Populism and Progressivism
World War I
Boom, Great Depression, New Deal
World War II
Cold War
100

They were mad at the banks and railroads for charging high monopoly prices for money and transportation. 

Whom were the Populists mad at and why? 

100

It was when lines of enemy troops dug long holes in the ground and fired at each other in a permanent stalemate, moving little. 

What was trench warfare? 

100

A worker with purchasing power, i.e. somebody with a job who spends the money they earn. 

What is a consumer? 

100

The replacement of human labor by machines, which allows us to produce a lot but also unemploys people who had those jobs. 

What is the industrial revolution? 

100

These are rows of single-family homes built en masse after WWII thanks to the car boom. 

What are suburbs?

200
Urban middle-class professionals and managers who said the state should regulate big capital in the interest of workers, consumers, and other businesses. 

Who were the Progressives? 

200

Attacks by these by Germany on the seas provoked the US to enter the war. 

What are U-Boats? 

200

A line moving a car would assemble the car by adding parts in a standardized, repititive way, with each worker at each station doing the same thing over again. 

What was the moving assembly line? 

200

It was a turning point because the island, midway between Japan and Hawaii, was going to be used by the Japanese to invade Hawaii, but at the battle, the Americans turned the Japanese back and destroyed their airpower. 

Why was the Battle of Midway a turning point in the Pacific? 

200

Because he thought restoring the economy --people having jobs, producing things, buying things-- under conditions of peace, not fear, would stop ideologies from emerging. 

Why did George Marshall want to lend money to Europe after the war? 

300

The gold standard --or 'Cross of Gold'-- that kept the price of money high and the rest of society, including farmers, in debt. 

What did Populist-leader William Jennings Bryan say the problem with the Gilded Age was? 

300

Wall Street was financing the British war effort and America was continuing to trade with Britain, so Germany decided to sink any American ships going to Britain in order to starve out Britain. 

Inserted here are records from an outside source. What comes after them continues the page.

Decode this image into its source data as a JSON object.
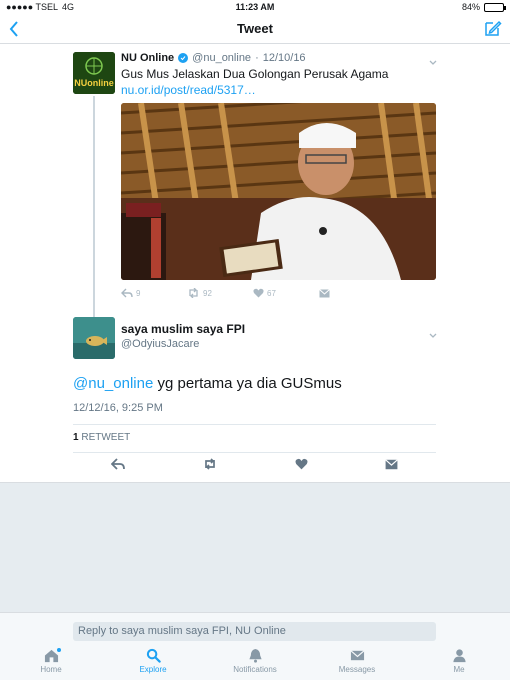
{
  "status_bar": {
    "carrier": "●●●●● TSEL",
    "network": "4G",
    "time": "11:23 AM",
    "battery_text": "84%",
    "battery_level": 0.84
  },
  "nav": {
    "title": "Tweet"
  },
  "quoted_tweet": {
    "name": "NU Online",
    "handle": "@nu_online",
    "date": "12/10/16",
    "text": "Gus Mus Jelaskan Dua Golongan Perusak Agama",
    "link": "nu.or.id/post/read/5317…",
    "avatar_text": "NUonline",
    "reply_count": "9",
    "retweet_count": "92",
    "like_count": "67"
  },
  "main_tweet": {
    "name": "saya muslim saya FPI",
    "handle": "@OdyiusJacare",
    "mention": "@nu_online",
    "body": " yg pertama ya dia GUSmus",
    "timestamp": "12/12/16, 9:25 PM",
    "retweets_count": "1",
    "retweets_label": " RETWEET"
  },
  "reply": {
    "placeholder": "Reply to saya muslim saya FPI, NU Online"
  },
  "tabs": [
    {
      "label": "Home"
    },
    {
      "label": "Explore"
    },
    {
      "label": "Notifications"
    },
    {
      "label": "Messages"
    },
    {
      "label": "Me"
    }
  ],
  "colors": {
    "accent": "#1da1f2",
    "text": "#14171a",
    "muted": "#657786",
    "background_gray": "#e6ecf0"
  }
}
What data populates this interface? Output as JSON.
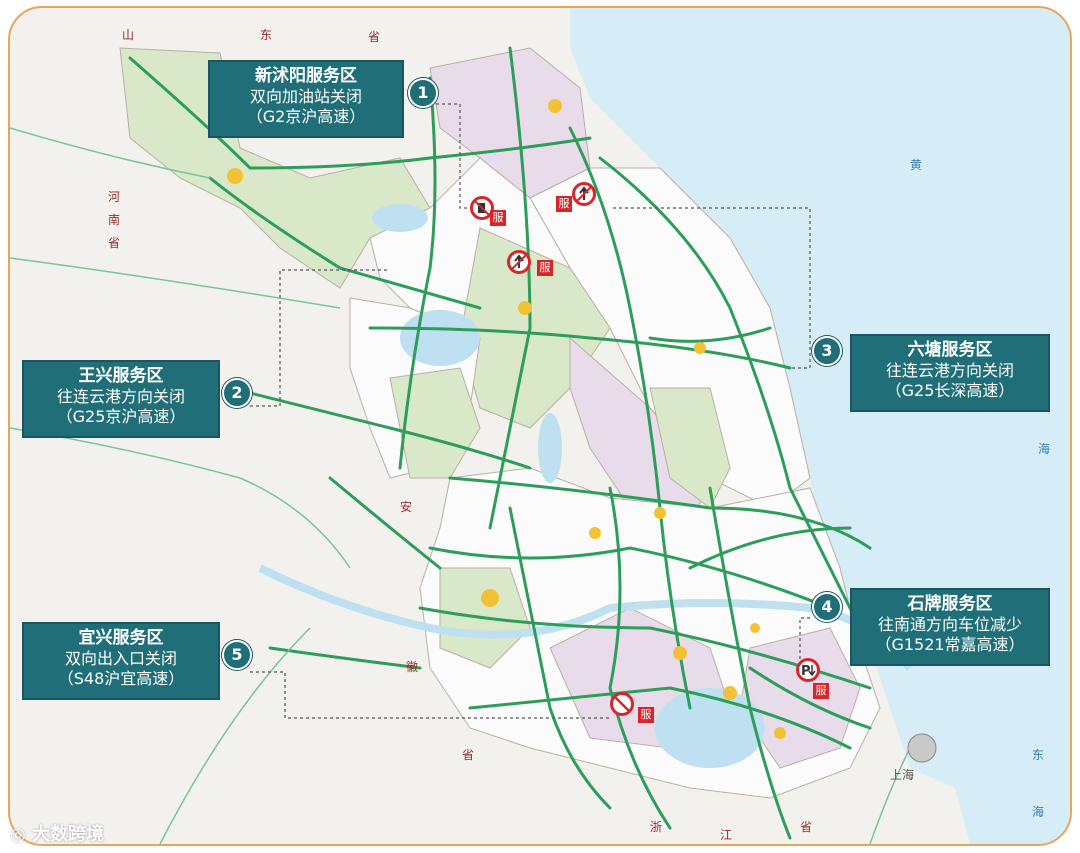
{
  "colors": {
    "sea": "#d6ecf6",
    "land": "#f3f1ee",
    "province_green": "#d9e8c8",
    "province_purple": "#e9dcea",
    "province_white": "#fbfbfb",
    "lake": "#bfe0f0",
    "expressway": "#2d9d5a",
    "callout_bg": "#1f6e78",
    "border_orange": "#e8a45a",
    "sign_red": "#d6262a"
  },
  "callouts": [
    {
      "number": "1",
      "title": "新沭阳服务区",
      "line2": "双向加油站关闭",
      "line3": "（G2京沪高速）"
    },
    {
      "number": "2",
      "title": "王兴服务区",
      "line2": "往连云港方向关闭",
      "line3": "（G25京沪高速）"
    },
    {
      "number": "3",
      "title": "六塘服务区",
      "line2": "往连云港方向关闭",
      "line3": "（G25长深高速）"
    },
    {
      "number": "4",
      "title": "石牌服务区",
      "line2": "往南通方向车位减少",
      "line3": "（G1521常嘉高速）"
    },
    {
      "number": "5",
      "title": "宜兴服务区",
      "line2": "双向出入口关闭",
      "line3": "（S48沪宜高速）"
    }
  ],
  "service_mark": "服",
  "map_labels": {
    "shandong": [
      "山",
      "东",
      "省"
    ],
    "henan": [
      "河",
      "南",
      "省"
    ],
    "anhui": [
      "安",
      "徽",
      "省"
    ],
    "zhejiang": [
      "浙",
      "江",
      "省"
    ],
    "yellow_sea": [
      "黄",
      "海"
    ],
    "east_sea": [
      "东",
      "海"
    ],
    "shanghai": "上海"
  },
  "watermark": "大数跨境",
  "icons": [
    "fuel-closed-icon",
    "no-entry-icon",
    "no-straight-icon",
    "parking-reduced-icon",
    "watermark-logo-icon"
  ]
}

Why did America enter World War I? 

300

In the first phase, transmission stations were built by Edison, then the Edison companies were consolidated. In the third phase, progressives aimed to turn the power companies into public utilities, and in the 1920s, free reign was given to the companies to build everywhere. 

What are the four phases in the build-out of the electric grid?


300

He stopped doing this because the Japanese had invaded the Philippines and Indochina. 

Why did FDR forbid selling oil to Japan? 

300

The difference is the former international organization was not backed by the US economy and military, while the latter, under Eisenhower, was. 

What is the difference between the League of Nations and the United Nations? 

400

He broke up a railroad trust back into its three original companies, and negotiated a deal between coal-miners and the owners of the coal mine in order to prevent a strike. 

What were Teddy Roosevelt's opening moves as the first progressive president? 

400

A world of free trade among nations, fewer weapons, not punishing Germany, and an open assembly for nations to talk about their problems with each other instead of making secret treaties. 

What world did Woodrow Wilson want with his League of Nations? 

400

The first you have to pay back and the second is given for free by the state. Hoover only allowed the former for key sectors of the economy, while FDR was open to the second. 

What is the difference between a loan and welfare? 

400

The first wanted the central state to regulate industry and redistribute the profits of capital to labor. The second wanted to slow down the progressive state and preserve the rights of property, the Bill of Rights, and the Constitution. 

What is the difference between progressive and conservative liberalism? 

400

This bill gave returning soldiers a ticket to college, thus making a college-education a feature of life like homes and cars for many new families and vastly expanding the university system. 

What was the GI Bill? 

500

It controlled the cost of money for the entire of country by pooling the savings of all the big banks into one central bank that was managed both by bankers and by government officials. 

What was the Federal Reserve founded to do? 

500

Americans rejected it because it required America to intervene in any dispute between countries. 

Why did Americans reject the League of Nations? 

500

It crashed because more and more people were buying in on credit, thus driving up prices artificially, until people stopped, at which point prices plummeted below their natural level. 

What was the stock market crash? 

500

It was invented to break secret military codes by the national socialists, like the Enigma Code. 

Why was the first electronic computational processor, or computer invented? 

500

He did not do this because he trusted Stalin would honor the Yalta Agreement and did not think, like Churchill, that we needed to 'shake hands with Russia as far east as possible.'

Why did Eisenhower not get to Berlin first?